I’ve been trying to reflect a little bit on this day- the anniversary of Grayson’s diagnosis. Mostly I’ve been distracted- running errands, lunch with a friend, and dealing with the every day craziness that is life with two little ones. But then this afternoon I just happened to visit a friend whose baby has a terminal illness and as I held that beautiful little girl (I really think sick kids are some of the most gorgeous children) I fought back tears. It’s just so unfair and unimaginably horrible that our precious kids are going to die of these diseases and suffer along the way.
Lately, when people ask me how Grayson is doing, I answer positively that he’s doing really well. And he is. He hasn’t been sick and in the hospital in months, his seizures are a rare occurrence, and a few recent medication tweaks have proved successful in improving his endurance, energy and connection with people. The biggest change (and probably the cause of a lot of these results) is we’ve finally after YEARS of struggle, seem to have his vomiting under control. He still throws up 1-2 times a day, but what a difference from the 5-6 times of just a few months ago.
We’ve also been trying to make a conscious effort to take Grayson with us when we can, even though it’s always a ton of work and sometimes scary. We took him to the beach late in the summer, to the ranch a few weeks ago, and last weekend on a church retreat. I feel like we pack up practically our whole house anytime we go somewhere with him, but each time, he has surprised us with how well he’s done.
On the other hand, part of me wants to scream “THIS is ‘doing really well’ ? Really?” Imagine if you threw up every day, even just once. Every single day. I would be miserable. I’m so thankful that his therapist reports he’s holding his head up for her for a minute at a time now, but also so pissed off that this is something I have to be thankful for. It’s a fine line- being grateful for improvements and loving who Grayson is, not who I wish he could be, and at the same time being righteously angry that this is his life.
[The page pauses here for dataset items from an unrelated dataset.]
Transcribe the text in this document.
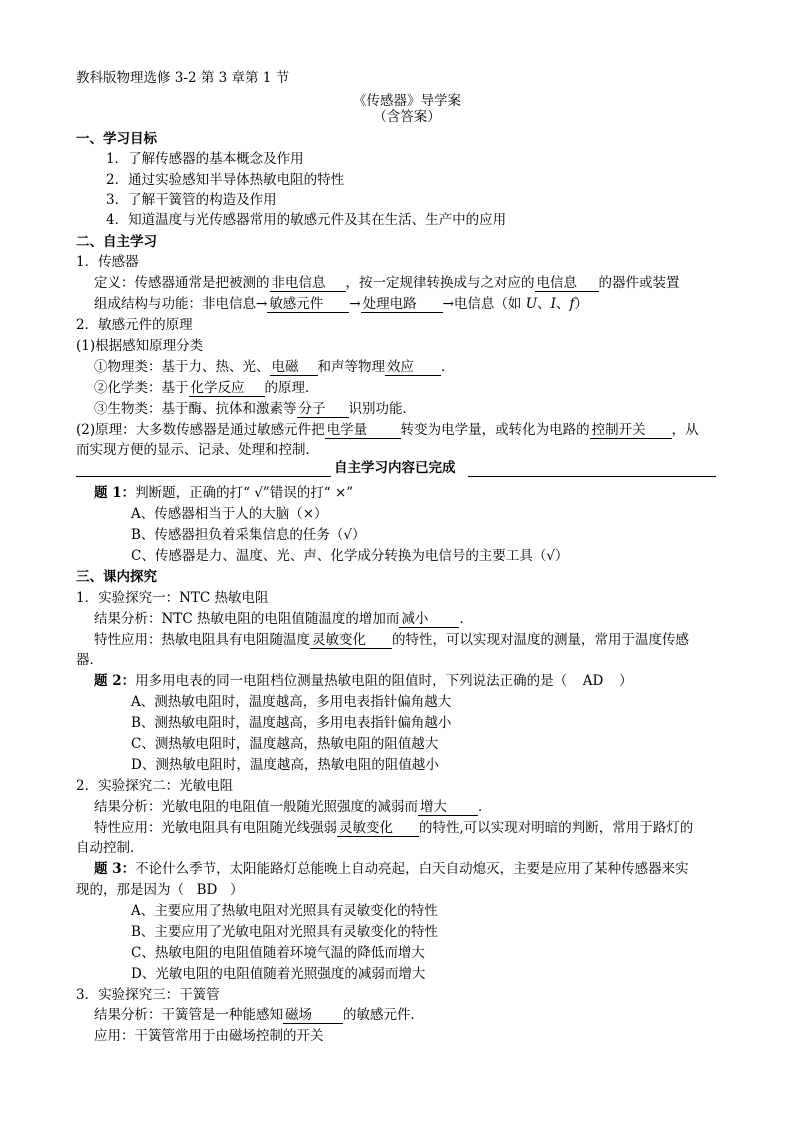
教科版物理选修 3-2 第 3 章第 1 节
《传感器》导学案
（含答案）
一、学习目标
1．了解传感器的基本概念及作用
2．通过实验感知半导体热敏电阻的特性
3．了解干簧管的构造及作用
4．知道温度与光传感器常用的敏感元件及其在生活、生产中的应用
二、自主学习
1．传感器
定义：传感器通常是把被测的 非电信息 ，按一定规律转换成与之对应的 电信息 的器件或装置
组成结构与功能：非电信息→ 敏感元件 → 处理电路 →电信息（如 U、I、f）
2．敏感元件的原理
(1)根据感知原理分类
①物理类：基于力、热、光、 电磁 和声等物理 效应 ．
②化学类：基于 化学反应 的原理．
③生物类：基于酶、抗体和激素等 分子 识别功能．
(2)原理：大多数传感器是通过敏感元件把 电学量 转变为电学量，或转化为电路的 控制开关 ，从
而实现方便的显示、记录、处理和控制．
自主学习内容已完成
题 1：判断题，正确的打“ √”错误的打“ ×”
A、传感器相当于人的大脑（×）
B、传感器担负着采集信息的任务（√）
C、传感器是力、温度、光、声、化学成分转换为电信号的主要工具（√）
三、课内探究
1．实验探究一：NTC 热敏电阻
结果分析：NTC 热敏电阻的电阻值随温度的增加而 减小 ．
特性应用：热敏电阻具有电阻随温度 灵敏变化 的特性，可以实现对温度的测量，常用于温度传感
器．
题 2：用多用电表的同一电阻档位测量热敏电阻的阻值时，下列说法正确的是（ AD ）
A、测热敏电阻时，温度越高，多用电表指针偏角越大
B、测热敏电阻时，温度越高，多用电表指针偏角越小
C、测热敏电阻时，温度越高，热敏电阻的阻值越大
D、测热敏电阻时，温度越高，热敏电阻的阻值越小
2．实验探究二：光敏电阻
结果分析：光敏电阻的电阻值一般随光照强度的减弱而 增大 ．
特性应用：光敏电阻具有电阻随光线强弱 灵敏变化 的特性,可以实现对明暗的判断，常用于路灯的
自动控制．
题 3：不论什么季节，太阳能路灯总能晚上自动亮起，白天自动熄灭，主要是应用了某种传感器来实
现的，那是因为（ BD ）
A、主要应用了热敏电阻对光照具有灵敏变化的特性
B、主要应用了光敏电阻对光照具有灵敏变化的特性
C、热敏电阻的电阻值随着环境气温的降低而增大
D、光敏电阻的电阻值随着光照强度的减弱而增大
3．实验探究三：干簧管
结果分析：干簧管是一种能感知 磁场 的敏感元件．
应用：干簧管常用于由磁场控制的开关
His life, where improvements will be subtle and probably not miraculous, and where “doing really” well could disappear in an instant.
When Grayson was diagnosed with Leigh Syndrome two years ago today, all I could think was he’s going to die. I still think about losing him quite a bit, but my thoughts are more centered on his future: his life, not his death. I think about the challenges of taking care of him as he gets older, and bigger. I think about the impact his disease will have on his sister’s life, and our family. His doctor believes that he could have years left with us, and while this is absolutely the best possible news in our situation, it’s also scary to think what those years are going to look like. I just hope for Grayson, he continues to always feel love and peace from those of us who love him so, so deeply.